Let me tell you a little about the Sandman. He had gotten his powers due to radiation. Just like Spider-Man, the Hulk, The Fantastic Four, and damn near everyone else in the Marvel universe. While hiding out in a nuclear testing site, a nuclear bomb caused his DNA to mend with the sand underneath his feet. Or something ridiculous like that.

Which brings me to my next point. The Sandman, although being a great concept for an unstoppable villain, also has to be one of the dumbest. We are talking about a person made out of sand here. Is he supposed to represent that jock on the beach that would kick sand in your face? When Spider-Man fights him, he can’t hurt him… unless water is used. Any liquid, in fact. Like if a dog walked by and pissed on him, that dog would have defeated Sandman.

As exciting as sand is, it was much more exciting when Spider-Man fought the Vulture. Don’t get me wrong, when Spider-Man fights Sandman, it is a clever battle. But you have to keep in mind that Spider-man has been around for a long time, and this was a very early issue.

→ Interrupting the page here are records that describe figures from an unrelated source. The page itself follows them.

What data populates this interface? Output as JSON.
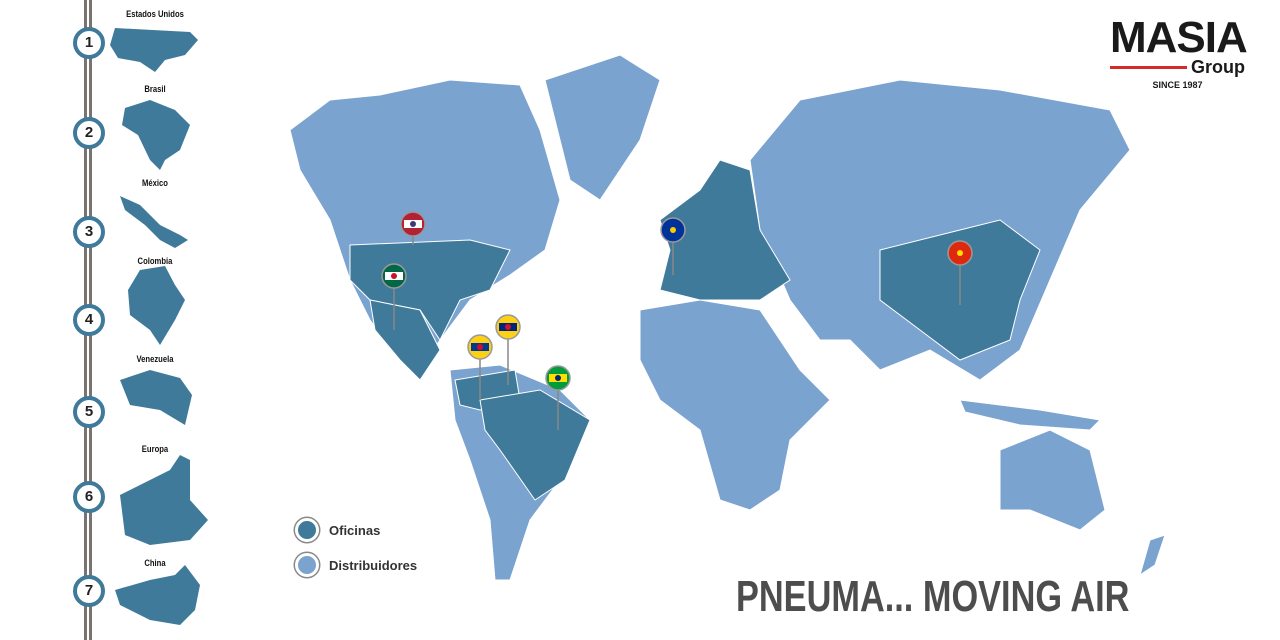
{
  "sidebar": {
    "items": [
      {
        "number": "1",
        "label": "Estados Unidos"
      },
      {
        "number": "2",
        "label": "Brasil"
      },
      {
        "number": "3",
        "label": "México"
      },
      {
        "number": "4",
        "label": "Colombia"
      },
      {
        "number": "5",
        "label": "Venezuela"
      },
      {
        "number": "6",
        "label": "Europa"
      },
      {
        "number": "7",
        "label": "China"
      }
    ]
  },
  "logo": {
    "name": "MASIA",
    "sub": "Group",
    "since": "SINCE 1987"
  },
  "legend": {
    "offices": "Oficinas",
    "distributors": "Distribuidores"
  },
  "slogan": "PNEUMA... MOVING AIR",
  "colors": {
    "offices": "#3f7a9a",
    "distributors": "#7ba3cf",
    "logo_accent": "#d62b2b"
  },
  "pins": [
    "us-flag-icon",
    "mexico-flag-icon",
    "colombia-flag-icon",
    "venezuela-flag-icon",
    "brazil-flag-icon",
    "eu-flag-icon",
    "china-flag-icon"
  ]
}
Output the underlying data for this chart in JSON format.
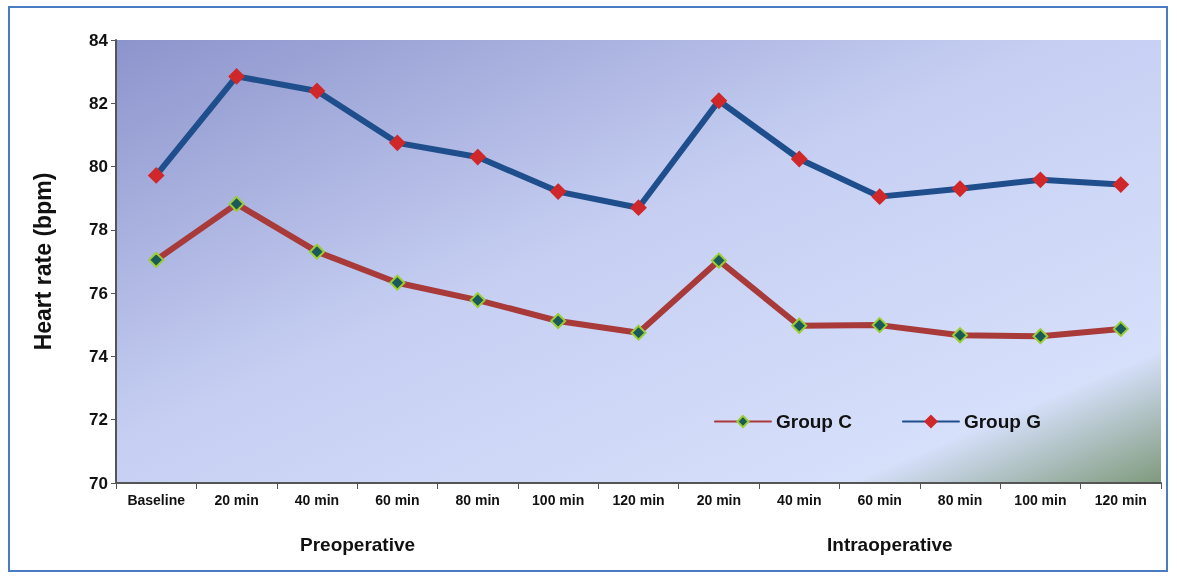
{
  "chart_data": {
    "type": "line",
    "ylabel": "Heart rate (bpm)",
    "categories": [
      "Baseline",
      "20 min",
      "40 min",
      "60 min",
      "80 min",
      "100 min",
      "120 min",
      "20 min",
      "40 min",
      "60 min",
      "80 min",
      "100 min",
      "120 min"
    ],
    "series": [
      {
        "name": "Group C",
        "color": "#a83a3a",
        "values": [
          77.05,
          78.82,
          77.31,
          76.33,
          75.78,
          75.12,
          74.75,
          77.03,
          74.97,
          74.99,
          74.67,
          74.64,
          74.87
        ]
      },
      {
        "name": "Group G",
        "color": "#1f4e8c",
        "values": [
          79.72,
          82.85,
          82.39,
          80.75,
          80.3,
          79.21,
          78.7,
          82.08,
          80.24,
          79.05,
          79.3,
          79.58,
          79.43
        ]
      }
    ],
    "ylim": [
      70,
      84
    ],
    "yticks": [
      70,
      72,
      74,
      76,
      78,
      80,
      82,
      84
    ],
    "annotations": [
      "Preoperative",
      "Intraoperative"
    ],
    "marker": "diamond",
    "line_style": "solid",
    "grid": false,
    "legend": "bottom right"
  }
}
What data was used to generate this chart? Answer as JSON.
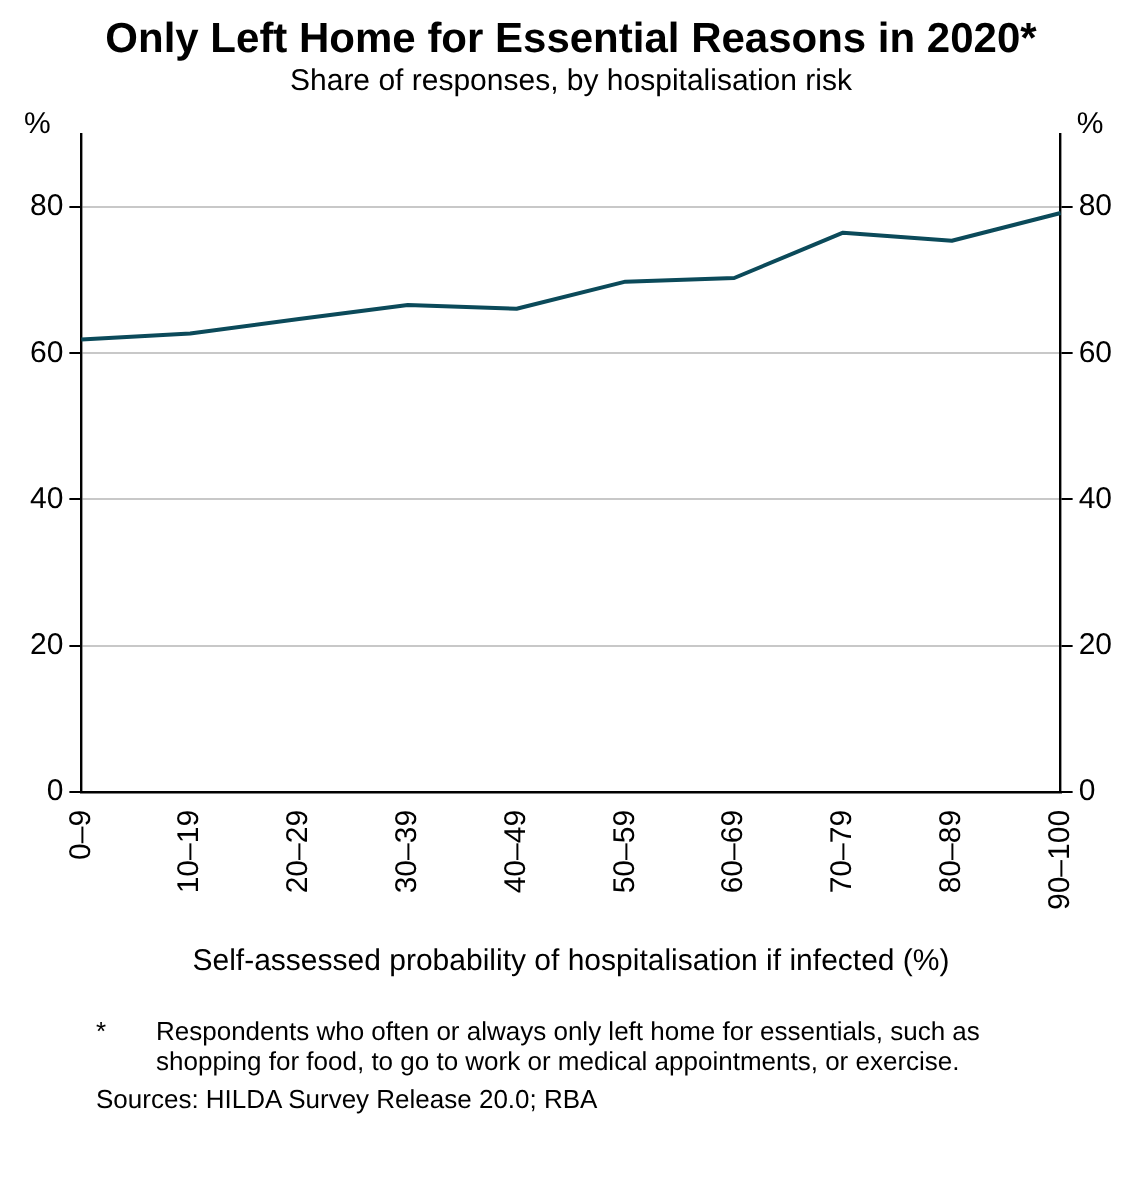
{
  "chart_data": {
    "type": "line",
    "title": "Only Left Home for Essential Reasons in 2020*",
    "subtitle": "Share of responses, by hospitalisation risk",
    "xlabel": "Self-assessed probability of hospitalisation if infected (%)",
    "ylabel": "%",
    "y2label": "%",
    "categories": [
      "0–9",
      "10–19",
      "20–29",
      "30–39",
      "40–49",
      "50–59",
      "60–69",
      "70–79",
      "80–89",
      "90–100"
    ],
    "series": [
      {
        "color": "#0b4a5a",
        "values": [
          61.9,
          62.7,
          64.7,
          66.6,
          66.1,
          69.8,
          70.3,
          76.5,
          75.4,
          79.2
        ]
      }
    ],
    "ylim": [
      0,
      90
    ],
    "yticks": [
      0,
      20,
      40,
      60,
      80
    ],
    "y2lim": [
      0,
      90
    ],
    "y2ticks": [
      0,
      20,
      40,
      60,
      80
    ],
    "grid": "y",
    "legend": false,
    "marker": "none",
    "line_style": "solid",
    "annotations": [
      "*\tRespondents who often or always only left home for essentials, such as shopping for food, to go to work or medical appointments, or exercise.",
      "Sources: HILDA Survey Release 20.0; RBA"
    ]
  }
}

Now that we’ve covered Sandman’s weaknesses, let’s take a moment to appreciate his strengths. Like the fact that he’s practically invincible to physical attacks, as long as he isn’t hit with something wet. It’s like a game of rock-paper-scissors, except instead of rock, it’s fists; instead of paper, it’s water; and instead of scissors, it’s… well, I guess it’s still scissors. But the point is, Sandman’s weaknesses make him a joke, but his strengths make him a formidable opponent in the right circumstances. That is the concept of this comic book (Affiliate Link).

After all, what is scarier than a villain made of sand? Perhaps a pile of laundry that never seems to get smaller, or an inbox filled with unread emails. It’s no wonder Sandman has to resort to a life of crime – imagine being unable to go to the beach, lest you accidentally merge with all the sand on the shore. The Sandman may not be the most intimidating villain in the Marvel universe, but he still gave Spider-Man a run for his money.